Note: If your pdb is made up of multiple models, as is the case for some biological assemblies of dimers/trimers, then the easiest way I've found to get H++ to work on each protein unit is to submit the original pdb (which will process the first model), then delete the first model and resubmit (that'll process the second one) and so on and then combine the outputted pdbs through concatenation.
- This should give you a fully/correctly protonated output.pdb for the protein without any ligands. To ensure this structure is in amber format run:
$ pdb4amber output.pdb > output_amb.pdb
- Now extract the pdb data for one of each ligand from the original pdb into respective ligand1.pdb, ligand2.pdb etc. For example, if you have two ligands with residue names 'NOS' and 'SO4' you can copy and paste from the original.pdb or, if they appear only once in your system, this can be done with:
$ grep 'NOS' original.pdb > NOS.pdb
$ grep 'SO4' original.pdb > SO4.pdb
- Ensure you have only one iteration of your ligand in each ligand.pdb. Examples can be found of these pdbs in this repo.
- To ensure they are in amber format run:
$ pdb4amber ligand.pdb > ligand_amb.pdb
- For organic ligands, one can reduce the ligand_amb.pdb structure with the command:
$ reduce ligand_amb.pdb > ligand_amb_h.pdb
Note: For inorganic ligands, this reduction step can be skipped.

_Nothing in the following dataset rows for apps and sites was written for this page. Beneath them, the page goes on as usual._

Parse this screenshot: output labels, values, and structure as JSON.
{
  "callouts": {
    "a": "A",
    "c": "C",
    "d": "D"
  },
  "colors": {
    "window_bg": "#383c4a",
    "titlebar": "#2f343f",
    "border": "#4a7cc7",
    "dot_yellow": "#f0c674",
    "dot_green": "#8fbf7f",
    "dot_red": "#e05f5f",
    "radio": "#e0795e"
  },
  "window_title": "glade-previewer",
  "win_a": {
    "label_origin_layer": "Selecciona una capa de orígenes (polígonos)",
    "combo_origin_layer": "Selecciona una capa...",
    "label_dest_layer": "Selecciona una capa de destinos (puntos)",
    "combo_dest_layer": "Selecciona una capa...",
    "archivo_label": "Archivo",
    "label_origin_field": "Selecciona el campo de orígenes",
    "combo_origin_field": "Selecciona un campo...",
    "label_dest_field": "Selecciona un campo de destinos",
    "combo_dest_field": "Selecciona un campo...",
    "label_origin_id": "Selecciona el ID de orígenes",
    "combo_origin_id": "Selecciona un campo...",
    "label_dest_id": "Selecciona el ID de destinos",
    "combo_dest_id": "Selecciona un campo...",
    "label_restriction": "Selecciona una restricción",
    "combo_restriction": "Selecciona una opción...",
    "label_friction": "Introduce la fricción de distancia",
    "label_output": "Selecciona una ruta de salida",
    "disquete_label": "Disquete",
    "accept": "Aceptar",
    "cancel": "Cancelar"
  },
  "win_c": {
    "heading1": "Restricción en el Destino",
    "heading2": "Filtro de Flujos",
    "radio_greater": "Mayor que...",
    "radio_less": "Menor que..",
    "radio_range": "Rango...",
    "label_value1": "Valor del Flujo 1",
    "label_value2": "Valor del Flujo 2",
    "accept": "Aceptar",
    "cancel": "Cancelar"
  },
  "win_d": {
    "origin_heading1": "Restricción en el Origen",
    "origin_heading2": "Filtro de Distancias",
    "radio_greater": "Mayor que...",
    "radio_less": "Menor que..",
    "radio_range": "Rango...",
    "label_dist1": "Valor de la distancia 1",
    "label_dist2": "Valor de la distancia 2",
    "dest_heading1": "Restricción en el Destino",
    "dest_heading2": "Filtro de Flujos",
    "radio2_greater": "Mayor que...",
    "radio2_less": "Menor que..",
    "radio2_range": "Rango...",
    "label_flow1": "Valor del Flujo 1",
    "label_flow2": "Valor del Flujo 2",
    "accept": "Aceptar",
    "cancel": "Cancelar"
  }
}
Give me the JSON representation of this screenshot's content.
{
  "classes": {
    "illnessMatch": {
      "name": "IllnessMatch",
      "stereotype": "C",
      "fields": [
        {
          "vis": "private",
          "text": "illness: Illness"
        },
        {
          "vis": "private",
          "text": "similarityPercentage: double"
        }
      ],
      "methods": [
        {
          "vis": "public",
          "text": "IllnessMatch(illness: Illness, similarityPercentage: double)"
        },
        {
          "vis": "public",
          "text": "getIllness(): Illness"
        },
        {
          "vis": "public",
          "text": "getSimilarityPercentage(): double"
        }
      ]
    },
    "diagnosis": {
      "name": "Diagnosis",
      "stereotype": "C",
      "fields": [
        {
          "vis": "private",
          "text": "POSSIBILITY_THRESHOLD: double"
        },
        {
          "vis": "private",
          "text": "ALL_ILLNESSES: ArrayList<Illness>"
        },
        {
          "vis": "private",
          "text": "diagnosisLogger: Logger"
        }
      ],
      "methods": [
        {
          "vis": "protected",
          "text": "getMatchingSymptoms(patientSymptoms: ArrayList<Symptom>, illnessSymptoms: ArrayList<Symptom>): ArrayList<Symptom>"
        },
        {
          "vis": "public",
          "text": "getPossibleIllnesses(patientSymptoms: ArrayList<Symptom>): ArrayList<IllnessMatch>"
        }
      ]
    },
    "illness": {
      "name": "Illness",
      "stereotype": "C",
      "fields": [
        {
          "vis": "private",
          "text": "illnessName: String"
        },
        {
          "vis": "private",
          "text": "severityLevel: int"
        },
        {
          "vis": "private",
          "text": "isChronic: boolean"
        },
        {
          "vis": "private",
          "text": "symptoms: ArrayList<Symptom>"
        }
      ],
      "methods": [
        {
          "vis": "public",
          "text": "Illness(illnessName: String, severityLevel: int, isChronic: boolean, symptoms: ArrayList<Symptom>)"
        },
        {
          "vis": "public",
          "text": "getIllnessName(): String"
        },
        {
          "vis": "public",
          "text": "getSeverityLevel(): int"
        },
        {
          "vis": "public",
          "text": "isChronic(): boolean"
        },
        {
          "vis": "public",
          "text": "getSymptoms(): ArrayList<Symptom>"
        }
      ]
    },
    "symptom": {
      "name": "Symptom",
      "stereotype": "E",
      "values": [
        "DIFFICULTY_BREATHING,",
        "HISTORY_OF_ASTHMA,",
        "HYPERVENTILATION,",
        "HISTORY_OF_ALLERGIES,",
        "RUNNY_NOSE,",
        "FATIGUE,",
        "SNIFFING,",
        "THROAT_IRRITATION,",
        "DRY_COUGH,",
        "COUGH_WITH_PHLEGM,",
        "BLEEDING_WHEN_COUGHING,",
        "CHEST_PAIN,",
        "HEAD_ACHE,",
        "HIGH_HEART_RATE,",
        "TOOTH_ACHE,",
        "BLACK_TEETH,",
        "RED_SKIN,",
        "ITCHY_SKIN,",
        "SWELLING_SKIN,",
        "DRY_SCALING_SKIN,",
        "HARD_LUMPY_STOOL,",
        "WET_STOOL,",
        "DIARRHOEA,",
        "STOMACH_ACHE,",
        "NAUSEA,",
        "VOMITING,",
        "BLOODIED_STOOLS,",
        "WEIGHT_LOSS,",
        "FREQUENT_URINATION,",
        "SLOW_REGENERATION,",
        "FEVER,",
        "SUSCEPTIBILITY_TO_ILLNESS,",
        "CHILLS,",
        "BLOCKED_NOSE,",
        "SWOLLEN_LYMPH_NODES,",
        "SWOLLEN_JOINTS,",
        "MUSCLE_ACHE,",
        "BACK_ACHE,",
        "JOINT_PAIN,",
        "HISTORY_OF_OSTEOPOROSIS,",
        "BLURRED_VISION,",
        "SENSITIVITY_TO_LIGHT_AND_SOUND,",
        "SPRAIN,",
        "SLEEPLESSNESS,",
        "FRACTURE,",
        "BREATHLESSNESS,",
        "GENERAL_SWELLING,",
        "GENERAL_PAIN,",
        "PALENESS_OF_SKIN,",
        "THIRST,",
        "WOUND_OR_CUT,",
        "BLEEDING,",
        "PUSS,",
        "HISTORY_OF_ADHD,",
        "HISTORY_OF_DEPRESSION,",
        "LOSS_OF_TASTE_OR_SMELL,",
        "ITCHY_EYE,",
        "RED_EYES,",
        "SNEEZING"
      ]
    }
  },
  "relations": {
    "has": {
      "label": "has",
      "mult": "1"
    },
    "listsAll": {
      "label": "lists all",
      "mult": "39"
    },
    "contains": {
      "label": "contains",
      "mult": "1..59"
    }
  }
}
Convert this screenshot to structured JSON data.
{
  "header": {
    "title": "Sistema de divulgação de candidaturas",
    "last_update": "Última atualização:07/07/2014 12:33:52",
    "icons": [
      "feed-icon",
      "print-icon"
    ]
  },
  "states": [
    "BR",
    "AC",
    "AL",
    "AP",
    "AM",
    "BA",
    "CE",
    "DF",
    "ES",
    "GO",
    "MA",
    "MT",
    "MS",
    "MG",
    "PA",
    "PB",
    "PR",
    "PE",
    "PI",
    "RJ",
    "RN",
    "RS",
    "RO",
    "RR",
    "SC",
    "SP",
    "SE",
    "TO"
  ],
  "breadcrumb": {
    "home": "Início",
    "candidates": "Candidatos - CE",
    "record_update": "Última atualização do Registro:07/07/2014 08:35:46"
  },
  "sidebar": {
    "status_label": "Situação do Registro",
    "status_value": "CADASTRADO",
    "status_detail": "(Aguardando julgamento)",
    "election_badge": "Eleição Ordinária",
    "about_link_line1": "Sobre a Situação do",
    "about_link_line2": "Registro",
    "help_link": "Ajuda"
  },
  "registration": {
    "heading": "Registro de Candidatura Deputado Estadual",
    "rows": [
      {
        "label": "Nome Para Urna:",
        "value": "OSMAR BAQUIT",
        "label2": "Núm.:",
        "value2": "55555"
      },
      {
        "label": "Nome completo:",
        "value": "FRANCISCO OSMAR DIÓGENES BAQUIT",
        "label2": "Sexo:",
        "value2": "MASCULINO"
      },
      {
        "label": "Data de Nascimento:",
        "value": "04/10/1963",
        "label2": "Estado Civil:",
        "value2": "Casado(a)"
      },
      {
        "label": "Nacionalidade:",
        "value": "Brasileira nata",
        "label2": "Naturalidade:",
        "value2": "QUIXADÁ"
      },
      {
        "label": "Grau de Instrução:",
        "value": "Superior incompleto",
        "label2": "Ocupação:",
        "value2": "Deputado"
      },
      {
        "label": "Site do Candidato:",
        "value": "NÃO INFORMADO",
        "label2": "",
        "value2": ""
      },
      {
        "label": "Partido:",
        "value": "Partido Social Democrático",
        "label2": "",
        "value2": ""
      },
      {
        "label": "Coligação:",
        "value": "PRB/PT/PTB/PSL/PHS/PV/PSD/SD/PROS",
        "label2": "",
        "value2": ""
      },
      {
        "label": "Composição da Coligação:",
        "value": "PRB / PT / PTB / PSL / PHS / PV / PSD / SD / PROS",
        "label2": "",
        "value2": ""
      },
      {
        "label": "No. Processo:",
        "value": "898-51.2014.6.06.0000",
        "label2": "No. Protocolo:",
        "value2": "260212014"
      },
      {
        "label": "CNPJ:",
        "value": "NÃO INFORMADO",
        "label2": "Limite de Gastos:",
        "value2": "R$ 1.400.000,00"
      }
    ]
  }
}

- This pdb should be visually inspected to check that the ligand is appropriately protonated. Also if the organic ligand is not neutral, this should be changed manually. I use the Chemcraft software, but this can also be done through the molefacture extension in VMD.
- From the fully reduced ligand pdb, one can run antechamber to start parametrising your ligand. This is started by making a mol2 file.
$ antechamber -i ligand_amb_h.pdb -fi pdb -o ligand.mol2 -fo mol2 -c bcc -s 2
or if your ligand is charged add the -nc flag. Here we are parametrising a +1 cationic ligand.
$ antechamber -i ligand_amb_h.pdb -fi pdb -o ligand.mol2 -fo mol2 -c bcc -s 2 -nc 1
- Amber can then check the mol2 for missing parameters using parmchk and generate a frcmod file containing these missing params.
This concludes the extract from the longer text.